随着诺贝尔奖季节的临近,科学家们最喜欢猜测的事情莫过于猜测谁将获得诺贝尔奖。今年提出的一种可能性——就像最近经常出现的情况一样,既可能是化学奖,也可能是医学奖/生理学奖——是对一种名为AlphaFold的计算机算法的奖励,该算法利用人工智能来预测蛋白质分子的形状,而这仅仅是基于对构成蛋白质分子的组成单元(氨基酸)序列的了解。
AlphaFold是由人工智能公司DeepMind设计的,该公司是谷歌的子公司,由计算机科学家Demis Hassabis领导。该算法于2018年首次公布,似乎最终解决了现代分子生物学中最具挑战性和最令人垂涎的目标之一:找出蛋白质序列(可以从DNA中相应的基因序列推断出)与其三维结构之间的联系。
这种结构为这种分子的生物学功能提供了重要线索。许多蛋白质是促进细胞生化反应的酶,并引导它们走向所需的结果。如果我们知道一种酶的结构,我们或许就能设计出形状合适的药物分子,与蛋白质结合,并干预其功能,例如阻止它进行一些对健康有害的过程。传统上,计算蛋白质的结构依赖于一种叫做x射线晶体学的技术,这种技术很费力,而且只有在蛋白质可以结晶的情况下才有效(不是所有的蛋白质都可以)。现在也有其他方法来测定蛋白质结构,但仍然是一项艰苦的工作。
AlphaFold似乎让所有这些努力都过时了。2022年,研究人员使用该算法预测了超过2亿种蛋白质的结构——比实验发现的蛋白质多1000倍,几乎涵盖了所有已知的蛋白质。更棒的是,DeepMind团队现在对AlphaFold进行了调整,使其能够预测蛋白质之间以及蛋白质与DNA和脂质等其他生物分子之间的相互作用。
那么,现在所有的分子生物学都可以在电脑上按下一个按钮来解释吗?不完全是。首先,AlphaFold的结构预测质量参差不齐,而且并不总是在足够精确的细节上与实验结果相匹配,无法可靠地用于药物发现。更重要的是,结构并不能决定一切:一些蛋白质的功能在很大程度上取决于它们的摆动和松弛。更重要的是,在通往有效药物的漫长而艰难的道路上,找到与蛋白质结合的候选药物分子只是第一步;通常情况下,这种结合不会在生理水平上产生影响。AlphaFold看起来肯定会成为药物发现的有用工具,但远非万灵药。

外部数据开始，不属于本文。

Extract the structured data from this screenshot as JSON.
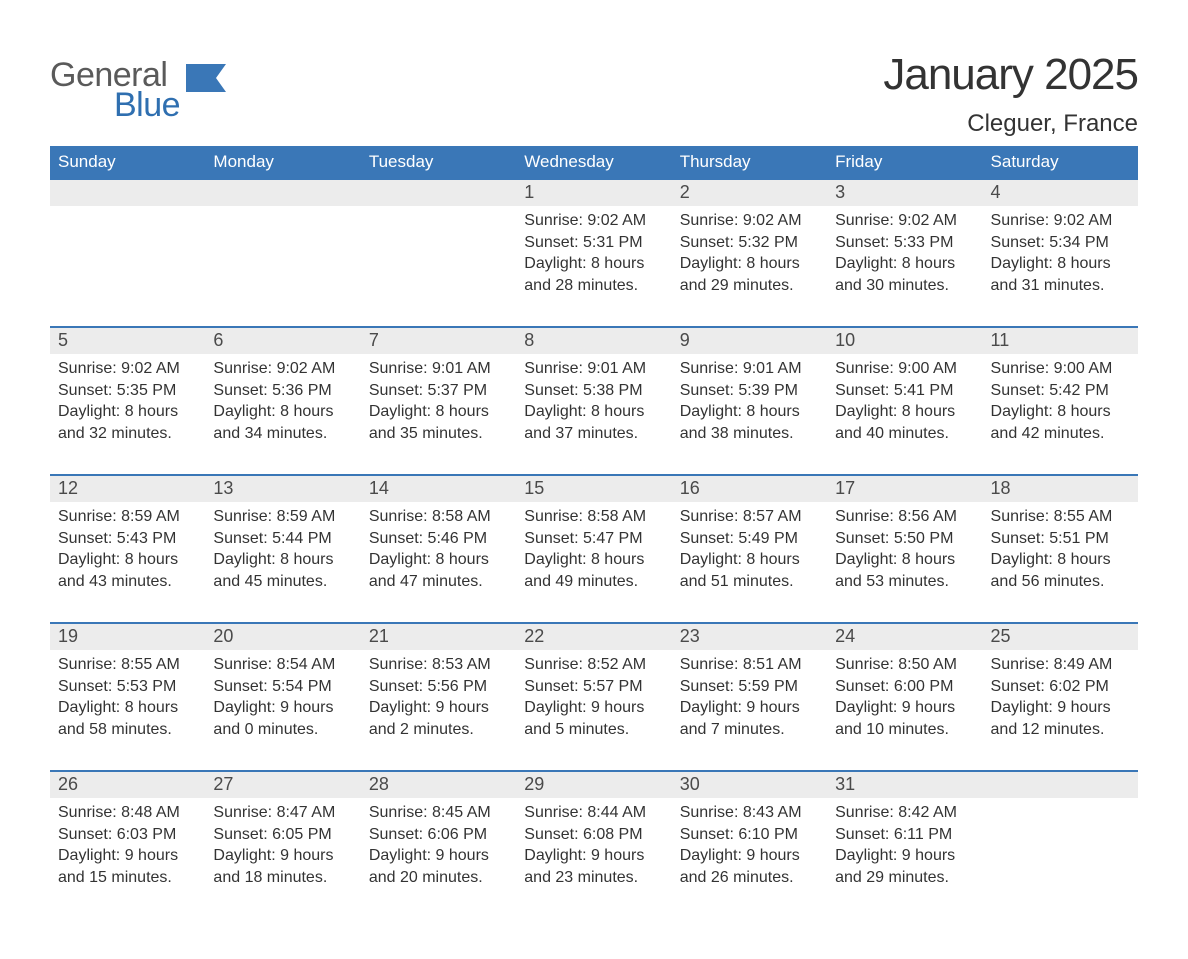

事实可能会证明,它最大的价值在别处。最令人兴奋的前景之一是反向使用该算法:选择一种特定的蛋白质形状,然后找出哪种序列将产生它。通过这种方式,研究人员可以设计出与自然界中发现的蛋白质分子非常不同的蛋白质分子,这些蛋白质分子可能能够执行全新的酶促任务,或者充当新材料的构建块(例如,丝绸就是一种天然蛋白质材料)。华盛顿大学(University of Washington)的生物化学家戴维?贝克(David Baker)是该领域的领军人物,有消息称他将与哈萨比斯一起登上诺贝尔奖的名单:两位研究人员都获得了突破奖(Breakthrough Prize),这一国际奖项的奖金分别为300万美元,由亿万富翁企业家尤里?米尔纳(Yuri Milner)资助。Baker的团队将AlphaFold与他们自己的软件结合起来,设计出任意的、非自然形状的蛋白质,比如环状结构,然后显示出具有这些定制序列的真正蛋白质确实可以折叠成目标形状。
AlphaFold还可能有助于回答生物学中的基本问题。格拉斯哥大学(University of Glasgow)的一个研究小组利用该技术研究出了黄病毒(包括导致丙型肝炎和登革热的黄病毒)使用的蛋白质结构,从而发现了不同病毒病原体之间的进化联系,这种联系从基因组上看并不明显(非常不同的基因组序列可以编码功能相似的蛋白质)。研究人员推断,这些病毒中的一些显然在其进化史上从细菌中捕获了一种至关重要的感染酶。这类信息可能有助于开发针对这些潜在致命疾病的疫苗。
就我个人而言,我怀疑AlphaFold是否能获得诺贝尔奖。但它的时代可能会到来。